Aβ degradation in astrocyte-conditioned medium
Conditioned media from Abca1+/+, +/− and −/− astrocyte cultures were incubated with 1 µg/ml Aβ42 for 0 or 24 hours. Aβ42 in the media was assessed using Western analysis or ELISA.
In vitro IDE assay
ApoE-containing HDL particles were immunprecipitated from the conditioned medium using the anti-ApoE antibody. Recombinant (500 ng/ml) IDE (R&D Systems, Minneapolis, MN) was incubated with 2 µg/ml Aβ42 for 1 hour in the presence of ApoE containing HDL particles. The samples were resolved by 4–15% Bis-Tris SDS-PAGE. The levels of IDE, ApoE and Aβ were monitored using Western analysis.

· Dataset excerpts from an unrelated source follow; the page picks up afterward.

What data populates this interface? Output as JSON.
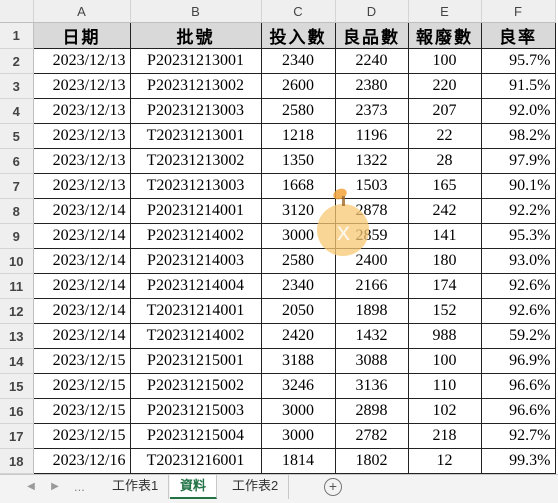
{
  "columns": [
    "A",
    "B",
    "C",
    "D",
    "E",
    "F"
  ],
  "headers": [
    "日期",
    "批號",
    "投入數",
    "良品數",
    "報廢數",
    "良率"
  ],
  "rows": [
    [
      "2023/12/13",
      "P20231213001",
      "2340",
      "2240",
      "100",
      "95.7%"
    ],
    [
      "2023/12/13",
      "P20231213002",
      "2600",
      "2380",
      "220",
      "91.5%"
    ],
    [
      "2023/12/13",
      "P20231213003",
      "2580",
      "2373",
      "207",
      "92.0%"
    ],
    [
      "2023/12/13",
      "T20231213001",
      "1218",
      "1196",
      "22",
      "98.2%"
    ],
    [
      "2023/12/13",
      "T20231213002",
      "1350",
      "1322",
      "28",
      "97.9%"
    ],
    [
      "2023/12/13",
      "T20231213003",
      "1668",
      "1503",
      "165",
      "90.1%"
    ],
    [
      "2023/12/14",
      "P20231214001",
      "3120",
      "2878",
      "242",
      "92.2%"
    ],
    [
      "2023/12/14",
      "P20231214002",
      "3000",
      "2859",
      "141",
      "95.3%"
    ],
    [
      "2023/12/14",
      "P20231214003",
      "2580",
      "2400",
      "180",
      "93.0%"
    ],
    [
      "2023/12/14",
      "P20231214004",
      "2340",
      "2166",
      "174",
      "92.6%"
    ],
    [
      "2023/12/14",
      "T20231214001",
      "2050",
      "1898",
      "152",
      "92.6%"
    ],
    [
      "2023/12/14",
      "T20231214002",
      "2420",
      "1432",
      "988",
      "59.2%"
    ],
    [
      "2023/12/15",
      "P20231215001",
      "3188",
      "3088",
      "100",
      "96.9%"
    ],
    [
      "2023/12/15",
      "P20231215002",
      "3246",
      "3136",
      "110",
      "96.6%"
    ],
    [
      "2023/12/15",
      "P20231215003",
      "3000",
      "2898",
      "102",
      "96.6%"
    ],
    [
      "2023/12/15",
      "P20231215004",
      "3000",
      "2782",
      "218",
      "92.7%"
    ],
    [
      "2023/12/16",
      "T20231216001",
      "1814",
      "1802",
      "12",
      "99.3%"
    ]
  ],
  "sheet_tabs": [
    "工作表1",
    "資料",
    "工作表2"
  ],
  "active_tab": "資料",
  "tab_nav": {
    "prev": "◀",
    "next": "▶",
    "more": "...",
    "add": "+"
  },
  "watermark": {
    "letter": "x",
    "colors": {
      "body": "#f7c873",
      "leaf": "#f2a23a"
    }
  }
}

Contextual Fear Conditioning Studies
Following six days of treatment by oral gavage with 50 mg/kg/day GW3965 or vehicle, 20 week old Tg2576 mice (n=11/genotype/treatment) were trained and tested on two consecutive days as described previously (Comery et al., 2005
To compare differences between the experimental groups, two-tailed t-test or one-way analysis of variance (ANOVA) followed by the Tukey-Kramer multiple comparison test was performed using GraphPad Prizm software (GraphPad Software, San Diego, CA). Contextual memory was analyzed using a two-way ANOVA and post hoc pairwise comparison made using SAS Statistical Software (SAS Institute, Cary, NC).